Manuelito and Palmer go for a drive, and are followed by "Rocket" Robert Palmer, son of Aza and Lona. They pull into a restaurant where father and son have an argument about the divorce. Robert also warns them of groups intent on disrupting the mediations. After the son leaves, Palmer tells Manuelito that he remembers seeing Robert's car in the parking lot when the Shiprock explosion happened. Shortly after leaving the restaurant, Robert is hospitalized after a roll-over accident with the car he was driving. Lona calls Manuelito to tell her of Robert's car accident. She mentions that part of Robert's anger is due to her past tumultuous relationship with Byrum Lee.

The San Juan Southern Paiute Tribe of Arizona was excluded from the conference mediations, because the tribe was deemed too small to be considered. An old Paiute named Denny Duke takes Palmer to talk to his mother, who explains to him why the land is sacred to the Paiute religion and should not be developed over. The entire convention group makes a trip to the potential canyon development site, where Palmer is kidnapped. Manuelito searches for him, and finds herself a target. Running for her life through the rocks, she encounters Náshdóítsoh and begins to sing the Navajo song praising the lion.

==Characters==
- Law enforcement

- Bernadette Manuelito: Formerly a federal Customs Patrol Officer and now an officer in the Navajo Tribal Police. She is the wife of Jim Chee. They live in Shiprock, New Mexico.
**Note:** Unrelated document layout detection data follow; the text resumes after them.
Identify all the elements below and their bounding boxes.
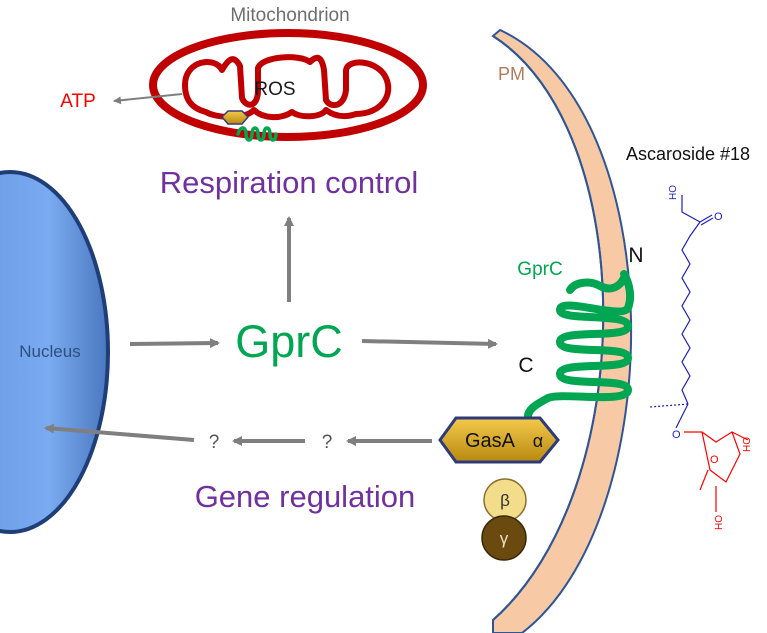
gas-alpha-subunit: [438, 416, 560, 464]
carbonyl-bond-double: [700, 217, 714, 226]
gprc-to-membrane-arrow: [361, 338, 498, 349]
gamma-subunit: [481, 515, 527, 561]
nucleus-to-gprc-arrow: [129, 338, 220, 349]
o-top-label: O: [714, 211, 723, 223]
ho-ring-bottom-label: HO: [714, 515, 725, 530]
atp-arrow: [113, 93, 183, 105]
gprc-center-label: GprC: [235, 316, 343, 367]
sugar-methyl-bond: [699, 469, 709, 491]
mito-gprc-icon: [236, 126, 278, 142]
mitochondrion-label: Mitochondrion: [230, 5, 349, 26]
gprc-receptor-helices: [523, 270, 635, 422]
ho-top-label: HO: [668, 185, 679, 200]
carbonyl-bond: [699, 214, 713, 223]
sugar-ring: [701, 431, 741, 483]
gprc-receptor-loop: [566, 274, 628, 294]
c-terminus-label: C: [518, 354, 533, 377]
ho-ring-right-label: HO: [742, 437, 753, 452]
ros-label: ROS: [254, 79, 295, 100]
ascaroside-label: Ascaroside #18: [626, 144, 750, 164]
hydroxyl-bond-right: [731, 431, 749, 441]
o-glyco-label: O: [672, 429, 681, 441]
gas-alpha-label: GasA: [465, 430, 516, 452]
mitochondrion-cristae: [182, 54, 392, 120]
respiration-control-label: Respiration control: [160, 165, 418, 200]
alpha-symbol: α: [533, 431, 543, 451]
glycosidic-bond: [675, 403, 689, 429]
unknown-step-2: ?: [322, 432, 333, 453]
unknown-to-nucleus-arrow: [44, 423, 195, 442]
gprc-receptor-label: GprC: [517, 259, 562, 280]
n-terminus-label: N: [628, 244, 643, 267]
ascaroside-molecule: HO O O O HO HO: [649, 185, 753, 530]
atp-label: ATP: [60, 91, 96, 112]
carboxyl-bond: [681, 195, 701, 223]
gene-regulation-label: Gene regulation: [195, 479, 416, 514]
alkyl-chain: [681, 221, 701, 405]
mito-gas-alpha-icon: [220, 110, 250, 125]
nucleus: [0, 170, 110, 534]
nucleus-label: Nucleus: [19, 342, 80, 361]
pm-label: PM: [498, 64, 525, 84]
unknown-step-1: ?: [209, 432, 220, 453]
beta-label: β: [500, 491, 510, 510]
gamma-label: γ: [500, 529, 509, 548]
o-ring-label: O: [710, 454, 719, 466]
mitochondrion-outer-membrane: [149, 29, 427, 141]
methyl-stereo-bond: [649, 403, 689, 408]
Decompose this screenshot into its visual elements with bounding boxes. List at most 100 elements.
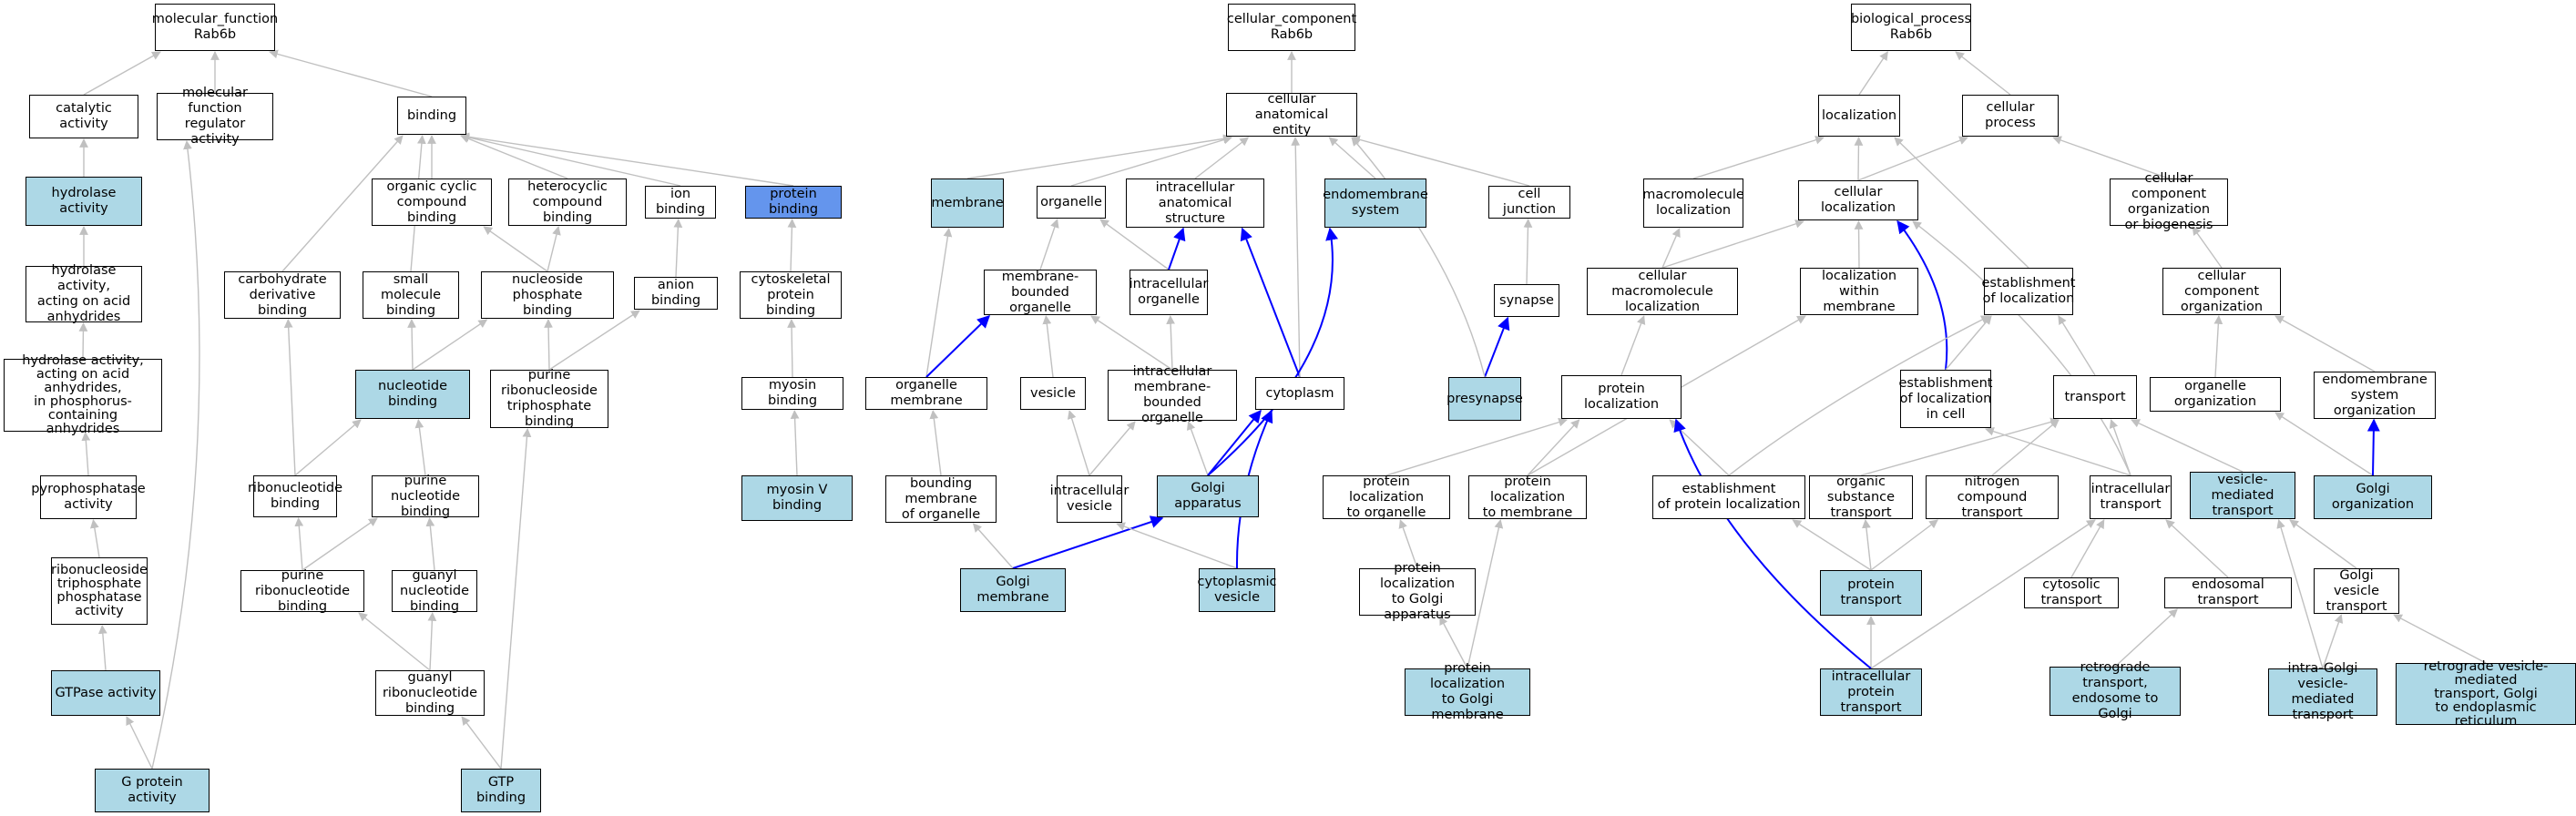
- go-term-node-pyrophosphatase[interactable]: pyrophosphatase activity: [31, 475, 146, 519]
- go-term-node-ccob[interactable]: cellular component organization or bioge…: [2110, 171, 2228, 232]
- edge-heterocyclic-to-binding: [460, 134, 568, 179]
- go-term-node-cytosolic[interactable]: cytosolic transport: [2024, 577, 2119, 608]
- go-term-node-proteinbinding[interactable]: protein binding: [745, 186, 842, 219]
- go-term-node-endomembrane[interactable]: endomembrane system: [1323, 178, 1428, 228]
- go-term-node-nucphos[interactable]: nucleoside phosphate binding: [481, 271, 614, 319]
- go-term-node-intragolgi[interactable]: intra-Golgi vesicle-mediated transport: [2268, 661, 2377, 722]
- edge-organicsub-to-transport: [1860, 417, 2060, 476]
- go-term-node-golgi[interactable]: Golgi apparatus: [1157, 475, 1259, 517]
- go-term-node-estprotloc[interactable]: establishment of protein localization: [1652, 475, 1805, 519]
- go-term-node-ionbinding[interactable]: ion binding: [645, 186, 716, 219]
- edge-estloc-to-localization: [1894, 137, 2029, 269]
- go-term-node-organicsub[interactable]: organic substance transport: [1809, 474, 1913, 520]
- go-term-node-intprottransport[interactable]: intracellular protein transport: [1820, 668, 1922, 716]
- go-term-node-cellloc[interactable]: cellular localization: [1798, 180, 1918, 220]
- go-term-node-estloc[interactable]: establishment of localization: [1982, 268, 2076, 315]
- go-term-node-celljunction[interactable]: cell junction: [1488, 186, 1570, 219]
- go-term-node-smallmol[interactable]: small molecule binding: [363, 271, 459, 319]
- edge-golgimem-to-boundingmem: [972, 523, 1014, 569]
- edge-golgi-to-imbo: [1186, 421, 1209, 476]
- go-term-node-inttransport[interactable]: intracellular transport: [2090, 475, 2172, 519]
- go-term-node-purinenucleotide[interactable]: purine nucleotide binding: [372, 474, 479, 519]
- go-term-node-organiccyclic[interactable]: organic cyclic compound binding: [372, 178, 492, 226]
- go-term-node-golgivesicle[interactable]: Golgi vesicle transport: [2314, 568, 2399, 614]
- go-term-node-cellprocess[interactable]: cellular process: [1962, 95, 2059, 137]
- go-term-node-purineribonucleotide[interactable]: purine ribonucleotide binding: [240, 568, 364, 614]
- go-term-node-ias[interactable]: intracellular anatomical structure: [1126, 178, 1264, 228]
- go-term-node-gtpbinding[interactable]: GTP binding: [461, 769, 541, 812]
- go-term-node-gprotein[interactable]: G protein activity: [95, 769, 210, 812]
- go-term-node-orgorg[interactable]: organelle organization: [2150, 377, 2281, 412]
- go-term-node-presynapse[interactable]: presynapse: [1446, 377, 1523, 421]
- go-term-node-cytoskeletal[interactable]: cytoskeletal protein binding: [740, 271, 842, 319]
- go-term-node-transport[interactable]: transport: [2053, 375, 2137, 419]
- go-term-node-membrane[interactable]: membrane: [931, 178, 1004, 228]
- go-term-node-guanylnucleotide[interactable]: guanyl nucleotide binding: [392, 568, 477, 614]
- go-term-node-mbo[interactable]: membrane-bounded organelle: [984, 270, 1097, 315]
- go-term-node-mf[interactable]: molecular_function Rab6b: [152, 4, 278, 51]
- go-term-node-organelle[interactable]: organelle: [1037, 186, 1106, 219]
- go-term-node-macroloc[interactable]: macromolecule localization: [1642, 178, 1744, 228]
- go-term-node-hydrolasephos[interactable]: hydrolase activity, acting on acid anhyd…: [4, 354, 162, 436]
- go-term-node-cytovesicle[interactable]: cytoplasmic vesicle: [1198, 568, 1276, 612]
- go-term-node-endosomal[interactable]: endosomal transport: [2164, 577, 2292, 608]
- go-term-node-mfreg[interactable]: molecular function regulator activity: [157, 86, 273, 147]
- edge-cellprocess-to-bp: [1955, 51, 2011, 96]
- go-term-node-binding[interactable]: binding: [397, 97, 466, 135]
- go-term-node-boundingmem[interactable]: bounding membrane of organelle: [885, 475, 997, 523]
- go-term-node-hydrolaseanh[interactable]: hydrolase activity, acting on acid anhyd…: [26, 263, 142, 324]
- edge-cellmacroloc-to-macroloc: [1661, 228, 1681, 269]
- go-term-node-anion[interactable]: anion binding: [634, 277, 718, 310]
- go-term-node-protloctogolgimem[interactable]: protein localization to Golgi membrane: [1405, 661, 1530, 722]
- go-term-node-golgimem[interactable]: Golgi membrane: [960, 568, 1066, 612]
- edge-cellloc-to-cellprocess: [1857, 136, 1968, 181]
- edge-estprotloc-to-estloc: [1728, 315, 1990, 476]
- go-term-node-retroendo[interactable]: retrograde transport, endosome to Golgi: [2050, 660, 2181, 721]
- go-term-node-bp[interactable]: biological_process Rab6b: [1851, 4, 1971, 51]
- go-term-node-orgmembrane[interactable]: organelle membrane: [865, 377, 987, 410]
- go-term-node-gtpase[interactable]: GTPase activity: [51, 670, 160, 716]
- go-term-node-protloctoorg[interactable]: protein localization to organelle: [1323, 474, 1450, 520]
- go-term-node-guanylribo[interactable]: guanyl ribonucleotide binding: [375, 670, 485, 716]
- go-term-node-protloctogolgi[interactable]: protein localization to Golgi apparatus: [1359, 561, 1476, 622]
- go-term-node-myosinV[interactable]: myosin V binding: [741, 475, 853, 521]
- go-term-node-vesiclemediated[interactable]: vesicle-mediated transport: [2190, 472, 2295, 519]
- go-term-node-imbo[interactable]: intracellular membrane-bounded organelle: [1108, 364, 1237, 425]
- go-term-node-purineribonucleosidetri[interactable]: purine ribonucleoside triphosphate bindi…: [490, 368, 608, 429]
- go-term-node-nitrogen[interactable]: nitrogen compound transport: [1926, 474, 2059, 520]
- edge-orgmembrane-to-membrane: [925, 228, 953, 378]
- go-term-node-intvesicle[interactable]: intracellular vesicle: [1050, 475, 1129, 523]
- go-term-node-locwithinmem[interactable]: localization within membrane: [1800, 268, 1918, 315]
- go-term-node-synapse[interactable]: synapse: [1494, 284, 1559, 317]
- go-term-node-ribonucleotide[interactable]: ribonucleotide binding: [248, 475, 342, 517]
- go-term-node-carbohydrate[interactable]: carbohydrate derivative binding: [224, 271, 341, 319]
- go-term-node-cco[interactable]: cellular component organization: [2162, 268, 2281, 315]
- go-term-node-cellmacroloc[interactable]: cellular macromolecule localization: [1587, 268, 1738, 315]
- go-term-node-heterocyclic[interactable]: heterocyclic compound binding: [508, 178, 627, 226]
- edge-guanylribo-to-guanylnucleotide: [427, 612, 437, 671]
- go-term-node-localization[interactable]: localization: [1818, 95, 1900, 137]
- go-term-node-cc[interactable]: cellular_component Rab6b: [1227, 4, 1356, 51]
- edge-estlocincell-to-estloc: [1945, 315, 1992, 371]
- go-term-node-retrovesicle[interactable]: retrograde vesicle-mediated transport, G…: [2396, 659, 2576, 728]
- go-term-node-estlocincell[interactable]: establishment of localization in cell: [1899, 370, 1993, 428]
- go-term-node-ntpase[interactable]: ribonucleoside triphosphate phosphatase …: [51, 557, 148, 625]
- go-term-node-protloc[interactable]: protein localization: [1561, 375, 1682, 419]
- go-term-node-cae[interactable]: cellular anatomical entity: [1226, 92, 1357, 138]
- go-term-node-proteintransport[interactable]: protein transport: [1820, 570, 1922, 616]
- go-term-node-cytoplasm[interactable]: cytoplasm: [1255, 377, 1344, 410]
- go-term-node-myosin[interactable]: myosin binding: [741, 377, 843, 410]
- go-term-node-hydrolase[interactable]: hydrolase activity: [26, 177, 142, 226]
- edge-proteintransport-to-nitrogen: [1870, 519, 1938, 571]
- go-term-node-protloctomem[interactable]: protein localization to membrane: [1468, 474, 1587, 520]
- edge-protloctogolgimem-to-protloctomem: [1467, 519, 1504, 669]
- edge-purineribonucleotide-to-ribonucleotide: [294, 517, 304, 571]
- go-term-node-golgiorg[interactable]: Golgi organization: [2314, 475, 2432, 519]
- go-term-node-intorganelle[interactable]: intracellular organelle: [1130, 270, 1208, 315]
- go-term-node-vesicle[interactable]: vesicle: [1020, 377, 1086, 410]
- go-term-node-nucleotidebinding[interactable]: nucleotide binding: [355, 370, 470, 419]
- go-term-node-catalytic[interactable]: catalytic activity: [29, 95, 138, 138]
- go-term-node-endomemorg[interactable]: endomembrane system organization: [2314, 372, 2436, 419]
- edge-transport-to-estloc: [2058, 315, 2096, 376]
- edge-locwithinmem-to-cellloc: [1854, 220, 1864, 269]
She was introduced in The Fallen Man.
- Jim Chee: Sergeant in the Navajo Tribal Police, nicknamed "Cheeseburger" by Bernadette's family
- Joe Leaphorn: retired lieutenant from the Navajo Tribal Police, widowed. He lives in Window Rock, Arizona.
- Captain Howard Largo: superior officer at Navajo Tribal Police
- Sandra: officer manager at the police station
- Cowboy Albert Dashee: police officer
- Jerry Cordova: FBI investigator at the scene

- Others

- Louisa Bourebonette: anthropologist who lives with Leaphorn since the death of his wife Emma. She was introduced in Coyote Waits.
- Richard Horseman: victim of the car bombing
- Mrs. Nez: Richard Horseman's grandmother
- Aza Palmer: divorced, owner of the car, and center for the Chieftan basketball team
- Lona Zahne: ex-wife of Aza
- Byrum Lee: Lona Zahne's former boyfriend, a medic who was at the Shiprock explosion
- Robert "Rocket" Palmer: son of Aza and Lona
- Gloria Chino: witness of the car bombing
- Tom Blankenship: delegate at Tuba City
- Denny Duke: councilor at the San Juan Southern Paiute Tribe of Arizona
- Darleen Manuelito: Bernadette's sister
- Clayton Secondy: Darleen Manuelito's boyfriend she refers to as "CS"

==Reception==
The book was on the New York Times Best Seller list.
Publishers Weekly was lukewarm about the basic plot, but lauded its "insights on the strength of family ties and the possibilities of redemption after a history of pain." Albuquerque Journal likened Hillerman's style of storytelling to "a Navajo blanket ... with Navajo lore, customs, descriptions of hardscrabble living and a web of entwined family and clan relationships."

Goodreads noted her skill with carrying on the tradition set by her father, "Writing with a clarity and grace that is all her own, Anne Hillerman depicts the beauty and mystery of Navajo Country and the rituals, myths, and customs of its people in a mystery that builds on and complements the beloved, bestselling mysteries of her acclaimed father, Tony Hillerman."